Let us consider the relation
$\mathop {\lim }\limits_{x \to 0} \frac{{{a^x} – 1}}{x}$

Let $y = {a^x} – 1$, then $1 + y = {a^x}$, we have

Consider the relation
$1 + y = {a^x}$

Using the logarithm on both sides, we have
$\begin{gathered} \ln \left( {1 + y} \right) = \ln {a^x} \\ \Rightarrow \ln \left( {1 + y} \right) = x\ln a \\ \Rightarrow x = \frac{{\ln \left( {1 + y} \right)}}{{\ln a}} \\ \end{gathered}$

Also $\mathop {\lim }\limits_{x \to 0} y = \mathop {\lim }\limits_{x \to 0} \left( {{a^x} – 1} \right) = {a^0} – 1 = 1 – 1 = 0$.

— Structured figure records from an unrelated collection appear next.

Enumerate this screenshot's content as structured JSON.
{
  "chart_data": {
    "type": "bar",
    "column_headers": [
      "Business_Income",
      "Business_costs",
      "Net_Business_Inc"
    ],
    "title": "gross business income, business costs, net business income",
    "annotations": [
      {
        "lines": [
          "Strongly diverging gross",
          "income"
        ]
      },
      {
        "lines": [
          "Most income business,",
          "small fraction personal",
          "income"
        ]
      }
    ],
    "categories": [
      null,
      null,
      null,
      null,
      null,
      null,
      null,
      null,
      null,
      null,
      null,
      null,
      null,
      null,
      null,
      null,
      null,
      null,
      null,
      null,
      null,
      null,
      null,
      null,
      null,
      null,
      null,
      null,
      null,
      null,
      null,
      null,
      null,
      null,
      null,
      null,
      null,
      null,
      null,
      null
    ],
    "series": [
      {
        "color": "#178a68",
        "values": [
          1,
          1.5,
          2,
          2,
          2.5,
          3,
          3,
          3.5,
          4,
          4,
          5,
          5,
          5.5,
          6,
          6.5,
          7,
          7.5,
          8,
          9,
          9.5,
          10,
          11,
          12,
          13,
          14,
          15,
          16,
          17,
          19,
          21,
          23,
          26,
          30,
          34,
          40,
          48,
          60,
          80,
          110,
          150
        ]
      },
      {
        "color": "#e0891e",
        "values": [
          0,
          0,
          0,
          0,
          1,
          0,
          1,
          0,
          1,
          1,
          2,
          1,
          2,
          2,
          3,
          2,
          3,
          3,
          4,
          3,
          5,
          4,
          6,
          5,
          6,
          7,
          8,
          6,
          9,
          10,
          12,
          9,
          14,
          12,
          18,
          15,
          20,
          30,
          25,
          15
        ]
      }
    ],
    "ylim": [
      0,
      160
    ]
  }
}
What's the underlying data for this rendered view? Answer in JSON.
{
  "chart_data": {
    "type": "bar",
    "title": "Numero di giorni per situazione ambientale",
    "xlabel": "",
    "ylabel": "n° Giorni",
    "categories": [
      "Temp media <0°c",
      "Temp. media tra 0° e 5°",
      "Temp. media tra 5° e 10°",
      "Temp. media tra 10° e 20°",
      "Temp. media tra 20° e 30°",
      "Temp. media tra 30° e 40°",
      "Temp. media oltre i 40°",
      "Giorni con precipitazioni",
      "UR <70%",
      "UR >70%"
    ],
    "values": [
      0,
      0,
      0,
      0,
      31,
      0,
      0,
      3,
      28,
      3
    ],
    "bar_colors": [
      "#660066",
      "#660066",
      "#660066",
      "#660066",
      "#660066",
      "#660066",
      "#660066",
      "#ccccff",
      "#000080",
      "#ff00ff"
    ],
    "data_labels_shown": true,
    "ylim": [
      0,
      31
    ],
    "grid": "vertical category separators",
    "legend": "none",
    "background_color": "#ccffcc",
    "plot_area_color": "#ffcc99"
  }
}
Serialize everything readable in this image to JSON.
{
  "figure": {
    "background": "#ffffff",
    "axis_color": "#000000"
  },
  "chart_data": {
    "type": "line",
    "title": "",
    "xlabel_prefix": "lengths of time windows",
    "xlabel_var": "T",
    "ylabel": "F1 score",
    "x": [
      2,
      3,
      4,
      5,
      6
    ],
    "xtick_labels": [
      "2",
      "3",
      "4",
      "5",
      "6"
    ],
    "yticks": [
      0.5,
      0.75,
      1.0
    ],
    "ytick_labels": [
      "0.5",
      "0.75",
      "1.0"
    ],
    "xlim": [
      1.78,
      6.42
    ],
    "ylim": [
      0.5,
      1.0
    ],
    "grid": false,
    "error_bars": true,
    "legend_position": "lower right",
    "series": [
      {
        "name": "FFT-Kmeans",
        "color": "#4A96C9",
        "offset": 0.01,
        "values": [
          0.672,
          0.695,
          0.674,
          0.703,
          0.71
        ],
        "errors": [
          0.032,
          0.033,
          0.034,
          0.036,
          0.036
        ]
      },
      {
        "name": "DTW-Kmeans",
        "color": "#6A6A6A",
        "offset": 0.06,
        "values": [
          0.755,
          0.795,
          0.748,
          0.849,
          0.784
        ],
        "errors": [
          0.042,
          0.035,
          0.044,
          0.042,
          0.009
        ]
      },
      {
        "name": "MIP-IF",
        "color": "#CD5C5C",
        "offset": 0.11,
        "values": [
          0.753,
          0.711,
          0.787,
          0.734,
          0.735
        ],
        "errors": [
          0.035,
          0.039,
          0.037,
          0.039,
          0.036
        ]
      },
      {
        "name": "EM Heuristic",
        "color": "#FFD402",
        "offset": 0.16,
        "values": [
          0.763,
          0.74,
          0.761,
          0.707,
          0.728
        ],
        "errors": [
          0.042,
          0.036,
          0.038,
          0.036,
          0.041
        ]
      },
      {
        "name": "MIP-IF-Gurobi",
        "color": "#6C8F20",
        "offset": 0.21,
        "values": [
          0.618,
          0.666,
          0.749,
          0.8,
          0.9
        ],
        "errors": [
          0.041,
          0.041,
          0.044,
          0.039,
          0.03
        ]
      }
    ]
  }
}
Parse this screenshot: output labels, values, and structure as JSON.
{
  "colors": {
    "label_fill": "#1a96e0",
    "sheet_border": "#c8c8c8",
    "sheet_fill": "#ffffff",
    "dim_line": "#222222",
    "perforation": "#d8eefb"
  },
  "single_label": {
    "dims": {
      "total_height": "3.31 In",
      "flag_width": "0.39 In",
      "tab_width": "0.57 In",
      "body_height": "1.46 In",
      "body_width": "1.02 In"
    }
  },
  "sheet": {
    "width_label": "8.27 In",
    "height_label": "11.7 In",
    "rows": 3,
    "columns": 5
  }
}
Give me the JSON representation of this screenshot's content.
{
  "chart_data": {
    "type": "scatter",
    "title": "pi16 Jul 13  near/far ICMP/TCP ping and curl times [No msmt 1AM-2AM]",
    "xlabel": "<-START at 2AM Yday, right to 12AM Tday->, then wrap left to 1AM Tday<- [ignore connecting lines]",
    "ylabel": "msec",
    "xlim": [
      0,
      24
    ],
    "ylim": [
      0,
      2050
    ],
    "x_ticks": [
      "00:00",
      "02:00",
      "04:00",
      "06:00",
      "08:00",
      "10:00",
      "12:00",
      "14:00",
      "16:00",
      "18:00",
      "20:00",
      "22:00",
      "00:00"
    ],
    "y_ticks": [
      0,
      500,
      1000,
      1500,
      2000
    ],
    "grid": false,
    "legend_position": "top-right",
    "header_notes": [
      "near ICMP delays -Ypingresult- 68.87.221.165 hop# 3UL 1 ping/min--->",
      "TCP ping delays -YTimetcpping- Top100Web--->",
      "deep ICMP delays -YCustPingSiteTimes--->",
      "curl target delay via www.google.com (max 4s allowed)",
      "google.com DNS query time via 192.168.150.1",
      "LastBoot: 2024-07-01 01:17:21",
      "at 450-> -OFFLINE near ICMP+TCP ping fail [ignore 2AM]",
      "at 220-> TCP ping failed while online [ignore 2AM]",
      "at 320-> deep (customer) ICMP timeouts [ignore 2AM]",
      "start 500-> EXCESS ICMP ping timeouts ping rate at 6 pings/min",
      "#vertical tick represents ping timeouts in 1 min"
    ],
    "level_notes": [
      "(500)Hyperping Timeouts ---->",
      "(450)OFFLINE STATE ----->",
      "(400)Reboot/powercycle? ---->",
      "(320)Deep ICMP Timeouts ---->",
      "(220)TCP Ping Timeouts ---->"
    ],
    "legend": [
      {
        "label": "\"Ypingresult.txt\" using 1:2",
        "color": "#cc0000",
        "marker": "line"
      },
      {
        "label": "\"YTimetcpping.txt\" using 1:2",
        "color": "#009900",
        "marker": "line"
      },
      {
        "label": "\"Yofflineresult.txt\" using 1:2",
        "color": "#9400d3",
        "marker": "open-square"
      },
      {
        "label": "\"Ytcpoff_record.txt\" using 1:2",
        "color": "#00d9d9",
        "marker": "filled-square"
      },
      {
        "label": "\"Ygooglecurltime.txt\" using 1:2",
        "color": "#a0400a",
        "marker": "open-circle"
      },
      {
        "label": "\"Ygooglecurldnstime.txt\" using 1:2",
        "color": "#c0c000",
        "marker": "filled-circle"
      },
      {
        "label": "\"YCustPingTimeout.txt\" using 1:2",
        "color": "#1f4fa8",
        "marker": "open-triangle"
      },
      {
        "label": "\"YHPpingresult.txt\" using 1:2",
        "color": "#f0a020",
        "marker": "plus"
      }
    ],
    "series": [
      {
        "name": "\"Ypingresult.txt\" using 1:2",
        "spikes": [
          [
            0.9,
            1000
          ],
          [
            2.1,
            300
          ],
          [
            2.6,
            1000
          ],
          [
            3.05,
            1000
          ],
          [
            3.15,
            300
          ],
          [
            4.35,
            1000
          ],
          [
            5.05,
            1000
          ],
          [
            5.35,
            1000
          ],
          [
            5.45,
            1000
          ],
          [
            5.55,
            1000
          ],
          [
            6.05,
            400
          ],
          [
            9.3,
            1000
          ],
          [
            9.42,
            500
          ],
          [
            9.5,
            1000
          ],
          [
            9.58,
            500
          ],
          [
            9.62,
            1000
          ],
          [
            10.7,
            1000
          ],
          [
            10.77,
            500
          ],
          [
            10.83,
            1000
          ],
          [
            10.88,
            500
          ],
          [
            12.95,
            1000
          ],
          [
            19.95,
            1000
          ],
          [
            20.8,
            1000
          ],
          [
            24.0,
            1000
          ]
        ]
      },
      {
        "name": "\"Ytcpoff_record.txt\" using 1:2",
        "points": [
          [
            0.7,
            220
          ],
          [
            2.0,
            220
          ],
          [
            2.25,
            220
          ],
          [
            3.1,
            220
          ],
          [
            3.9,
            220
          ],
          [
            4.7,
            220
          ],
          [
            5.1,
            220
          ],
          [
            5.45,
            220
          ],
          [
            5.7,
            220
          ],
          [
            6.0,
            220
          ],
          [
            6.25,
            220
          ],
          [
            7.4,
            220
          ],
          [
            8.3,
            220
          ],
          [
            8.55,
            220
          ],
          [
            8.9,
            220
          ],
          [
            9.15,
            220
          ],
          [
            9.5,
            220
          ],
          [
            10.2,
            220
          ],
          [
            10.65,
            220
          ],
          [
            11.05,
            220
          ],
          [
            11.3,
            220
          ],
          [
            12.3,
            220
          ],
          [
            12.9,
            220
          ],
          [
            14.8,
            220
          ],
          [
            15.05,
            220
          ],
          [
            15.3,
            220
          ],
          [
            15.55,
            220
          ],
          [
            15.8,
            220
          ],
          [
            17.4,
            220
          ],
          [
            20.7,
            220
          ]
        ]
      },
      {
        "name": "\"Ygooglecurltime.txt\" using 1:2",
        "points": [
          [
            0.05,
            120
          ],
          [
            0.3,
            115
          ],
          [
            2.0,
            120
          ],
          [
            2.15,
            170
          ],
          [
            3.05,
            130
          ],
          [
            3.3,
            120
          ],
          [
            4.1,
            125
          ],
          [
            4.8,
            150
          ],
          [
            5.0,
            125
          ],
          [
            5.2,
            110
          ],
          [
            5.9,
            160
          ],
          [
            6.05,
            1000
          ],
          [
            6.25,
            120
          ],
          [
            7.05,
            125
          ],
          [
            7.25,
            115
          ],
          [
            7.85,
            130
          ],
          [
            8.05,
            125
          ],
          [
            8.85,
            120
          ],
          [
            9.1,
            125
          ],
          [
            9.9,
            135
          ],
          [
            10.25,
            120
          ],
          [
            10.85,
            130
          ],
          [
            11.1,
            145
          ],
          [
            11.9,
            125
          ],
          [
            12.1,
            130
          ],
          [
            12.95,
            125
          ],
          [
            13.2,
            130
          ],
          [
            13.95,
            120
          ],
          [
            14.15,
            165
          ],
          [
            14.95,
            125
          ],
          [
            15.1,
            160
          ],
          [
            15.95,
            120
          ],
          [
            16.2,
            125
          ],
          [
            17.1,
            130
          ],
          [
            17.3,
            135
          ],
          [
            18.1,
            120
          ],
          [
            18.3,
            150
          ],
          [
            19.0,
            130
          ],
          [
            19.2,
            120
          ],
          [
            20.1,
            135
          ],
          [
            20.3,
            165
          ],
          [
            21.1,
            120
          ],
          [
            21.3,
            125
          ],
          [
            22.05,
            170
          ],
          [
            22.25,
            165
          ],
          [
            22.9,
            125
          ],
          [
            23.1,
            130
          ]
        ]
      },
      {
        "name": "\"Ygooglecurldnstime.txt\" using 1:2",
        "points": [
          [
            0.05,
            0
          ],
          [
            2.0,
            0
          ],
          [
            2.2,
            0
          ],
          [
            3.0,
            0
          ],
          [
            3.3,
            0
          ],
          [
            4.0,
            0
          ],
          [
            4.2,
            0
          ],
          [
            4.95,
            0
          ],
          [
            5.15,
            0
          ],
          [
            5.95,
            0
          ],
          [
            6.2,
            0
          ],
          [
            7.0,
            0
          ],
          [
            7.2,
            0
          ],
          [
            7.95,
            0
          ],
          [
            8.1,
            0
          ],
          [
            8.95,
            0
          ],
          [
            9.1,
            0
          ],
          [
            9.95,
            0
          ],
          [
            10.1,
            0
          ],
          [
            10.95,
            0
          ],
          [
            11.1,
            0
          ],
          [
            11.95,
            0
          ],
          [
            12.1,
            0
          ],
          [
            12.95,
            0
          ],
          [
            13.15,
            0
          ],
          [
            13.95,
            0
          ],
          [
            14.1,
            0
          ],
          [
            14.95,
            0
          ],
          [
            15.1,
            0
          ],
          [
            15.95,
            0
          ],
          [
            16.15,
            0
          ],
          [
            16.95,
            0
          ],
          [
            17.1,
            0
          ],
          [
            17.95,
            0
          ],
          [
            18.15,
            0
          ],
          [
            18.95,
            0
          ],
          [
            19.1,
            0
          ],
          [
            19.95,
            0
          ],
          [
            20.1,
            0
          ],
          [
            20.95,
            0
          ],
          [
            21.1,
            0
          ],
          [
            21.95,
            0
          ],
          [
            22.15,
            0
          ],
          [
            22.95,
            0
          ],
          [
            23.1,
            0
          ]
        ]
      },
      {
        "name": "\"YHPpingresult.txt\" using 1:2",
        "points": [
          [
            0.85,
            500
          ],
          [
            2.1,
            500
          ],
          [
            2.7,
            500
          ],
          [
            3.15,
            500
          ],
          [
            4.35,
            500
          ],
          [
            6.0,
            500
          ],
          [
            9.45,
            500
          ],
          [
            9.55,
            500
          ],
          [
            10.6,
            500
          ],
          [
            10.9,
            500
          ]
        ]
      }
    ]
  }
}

This shows that $y \to 0$ as $x \to 0$. Therefore, the given limit can be written as
$\begin{gathered} \mathop {\lim }\limits_{x \to 0} \frac{{{a^x} – 1}}{x} = \mathop {\lim }\limits_{y \to 0} \frac{y}{{\frac{{\ln \left( {1 + y} \right)}}{{\ln a}}}} \\ \Rightarrow \mathop {\lim }\limits_{x \to 0} \frac{{{a^x} – 1}}{x} = \mathop {\lim }\limits_{y \to 0} \frac{{\ln a}}{{\frac{1}{y}\ln \left( {1 + y} \right)}} \\ \Rightarrow \mathop {\lim }\limits_{x \to 0} \frac{{{a^x} – 1}}{x} = \mathop {\lim }\limits_{y \to 0} \frac{{\ln a}}{{\ln {{\left( {1 + y} \right)}^{\frac{1}{y}}}}} \\ \Rightarrow \mathop {\lim }\limits_{x \to 0} \frac{{{a^x} – 1}}{x} = \frac{{\ln a}}{{\mathop {\lim }\limits_{y \to 0} \ln {{\left( {1 + y} \right)}^{\frac{1}{y}}}}} \\ \Rightarrow \mathop {\lim }\limits_{x \to 0} \frac{{{a^x} – 1}}{x} = \frac{{\ln a}}{{\ln \left[ {\mathop {\lim }\limits_{y \to 0} {{\left( {1 + y} \right)}^{\frac{1}{y}}}} \right]}} \\ \end{gathered}$

Using the relation $\mathop {\lim }\limits_{x \to 0} {\left( {1 + x} \right)^{\frac{1}{x}}} = e$, we have
$\Rightarrow \mathop {\lim }\limits_{x \to 0} \frac{{{a^x} – 1}}{x} = \frac{{\ln a}}{{\ln e}}$

But $\ln e = 1$, we have
$\Rightarrow \mathop {\lim }\limits_{x \to 0} \frac{{{a^x} – 1}}{x} = \frac{{\ln a}}{1} = \ln a$